Tomorrow, Wednesday February 1,2012 Thabiti Anyawile(Reformed Baptist African American pastor from Cayman Islands) will be giving a lecture at TIU(Trinity International University).This is a well awaited and needed discussion that has been on alot of minds for a while now,especially in African American communities and churches reformed and non reformed.

You can view the LIVE stream at: Jonathan Edwards and American Racism - TIU Newsroom

It starts at 1:30pm CST
End at 2:30 CST

Tune in for one of the most anticipated, and possibly most beneficial discussions of the year!


----------



## AThornquist (Jan 31, 2012)

Thanks for the heads up!


----------



## rbcbob (Jan 31, 2012)

JS116 said:


> Tune in for one of the most anticipated, and possibly most beneficial discussions of the year!



Shawn could you post a summary for those of us who cannot catch it live?


----------



## Pergamum (Jan 31, 2012)

Wow, I would love to get the transcripts and hear the connections. I know Edwards was a missionary to the Indians in New England after he left his church but I don't recall him mentioning much about racism in his writings.


----------



## JS116 (Jan 31, 2012)

rbcbob said:


> Shawn could you post a summary for those of us who cannot catch it live?



Yea,I can most definitely do that,I think think they will have it available for recap shortly after also.

but,I will most likely talk about it on the forum.


----------



## rbcbob (Jan 31, 2012)

Thanks!


----------



## Unoriginalname (Jan 31, 2012)

Pergamum said:


> Wow, I would love to get the transcripts and hear the connections. I know Edwards was a missionary to the Indians in New England after he left his church but I don't recall him mentioning much about racism in his writings.
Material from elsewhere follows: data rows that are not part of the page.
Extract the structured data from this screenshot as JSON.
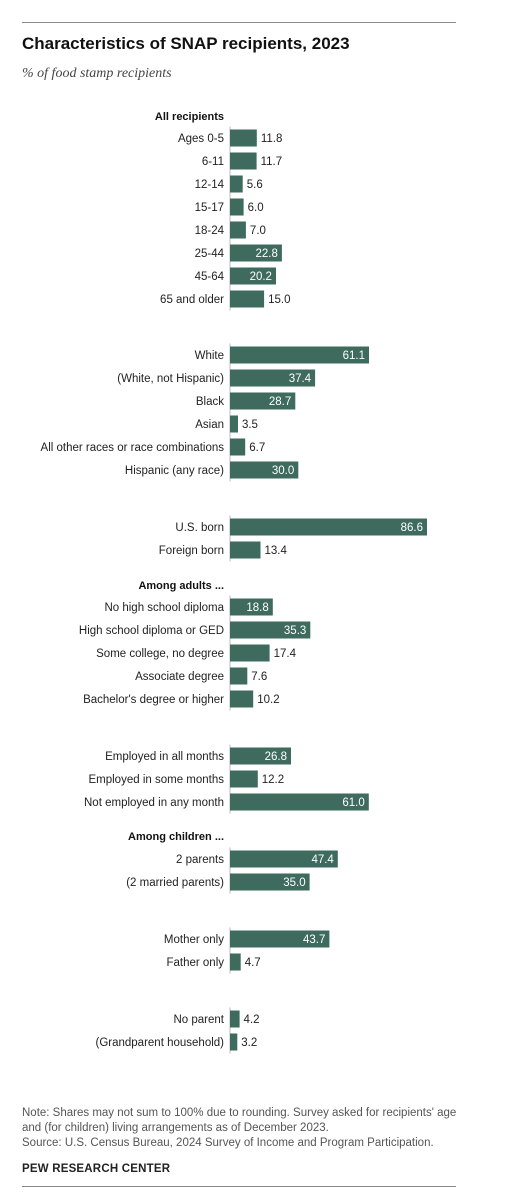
{
  "header": {
    "title": "Characteristics of SNAP recipients, 2023",
    "subtitle": "% of food stamp recipients"
  },
  "chart_data": {
    "type": "bar",
    "orientation": "horizontal",
    "unit": "%",
    "bar_color": "#3e6b5e",
    "inside_label_color": "#ffffff",
    "outside_label_color": "#222222",
    "grid": false,
    "xlim": [
      0,
      100
    ],
    "section_headings": [
      {
        "label": "All recipients",
        "before_index": 0
      },
      {
        "label": "Among adults ...",
        "before_index": 16
      },
      {
        "label": "Among children ...",
        "before_index": 24
      }
    ],
    "categories": [
      "Ages 0-5",
      "6-11",
      "12-14",
      "15-17",
      "18-24",
      "25-44",
      "45-64",
      "65 and older",
      "White",
      "(White, not Hispanic)",
      "Black",
      "Asian",
      "All other races or race combinations",
      "Hispanic (any race)",
      "U.S. born",
      "Foreign born",
      "No high school diploma",
      "High school diploma or GED",
      "Some college, no degree",
      "Associate degree",
      "Bachelor's degree or higher",
      "Employed in all months",
      "Employed in some months",
      "Not employed in any month",
      "2 parents",
      "(2 married parents)",
      "Mother only",
      "Father only",
      "No parent",
      "(Grandparent household)"
    ],
    "values": [
      11.8,
      11.7,
      5.6,
      6.0,
      7.0,
      22.8,
      20.2,
      15.0,
      61.1,
      37.4,
      28.7,
      3.5,
      6.7,
      30.0,
      86.6,
      13.4,
      18.8,
      35.3,
      17.4,
      7.6,
      10.2,
      26.8,
      12.2,
      61.0,
      47.4,
      35.0,
      43.7,
      4.7,
      4.2,
      3.2
    ],
    "value_labels": [
      "11.8",
      "11.7",
      "5.6",
      "6.0",
      "7.0",
      "22.8",
      "20.2",
      "15.0",
      "61.1",
      "37.4",
      "28.7",
      "3.5",
      "6.7",
      "30.0",
      "86.6",
      "13.4",
      "18.8",
      "35.3",
      "17.4",
      "7.6",
      "10.2",
      "26.8",
      "12.2",
      "61.0",
      "47.4",
      "35.0",
      "43.7",
      "4.7",
      "4.2",
      "3.2"
    ]
  },
  "footer": {
    "note_line1": "Note: Shares may not sum to 100% due to rounding. Survey asked for recipients' age and (for children) living arrangements as of December 2023.",
    "source": "Source: U.S. Census Bureau, 2024 Survey of Income and Program Participation.",
    "brand": "PEW RESEARCH CENTER"
  }
}
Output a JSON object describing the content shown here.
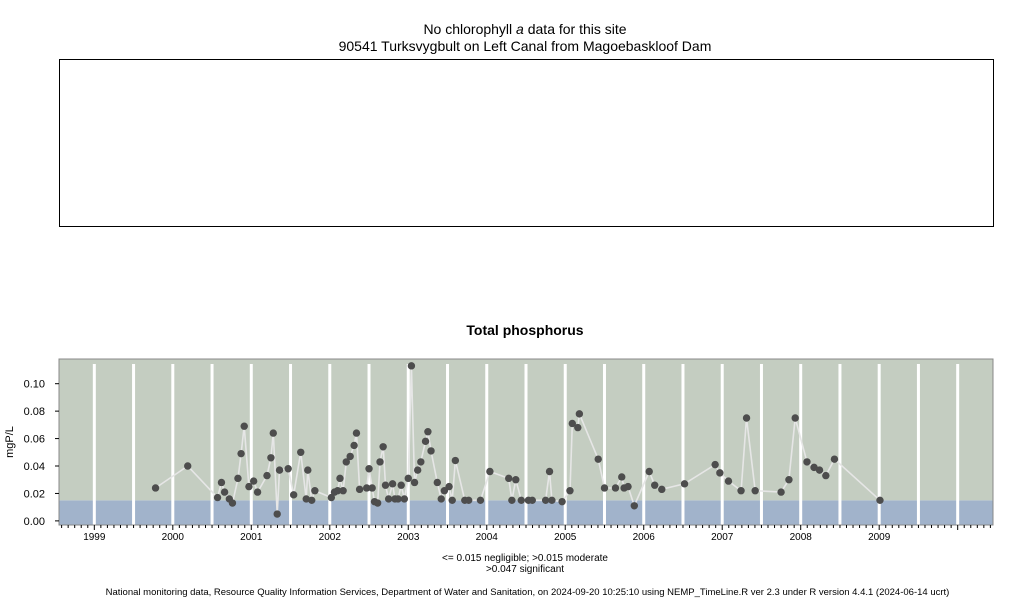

I would also like to see a transcript because I am interested were Edwards falls. I know he did have a few house slaves through his life but I would be surprised to find if he said anything nearly as vile about people of African descent as Dabney.


----------



## JS116 (Feb 2, 2012)

It never came on..I waited for the stream but no hopesss..hopefully they'll have it on the web tomorrow


----------



## Andres (Feb 2, 2012)

JS116 said:


> It never came on..I waited for the stream but no hopesss..hopefully they'll have it on the web tomorrow



I wanted to see this but I ended up getting busy so I missed the time. I do hope a recording will be made available. If you find something Shawn, please keep us posted.


----------



## JS116 (Feb 20, 2012)

It's finally up!

Audio/Video for the Jonathan Edwards, Slavery, and Theology Lecture Available – Pure Church by Thabiti Anyabwile


----------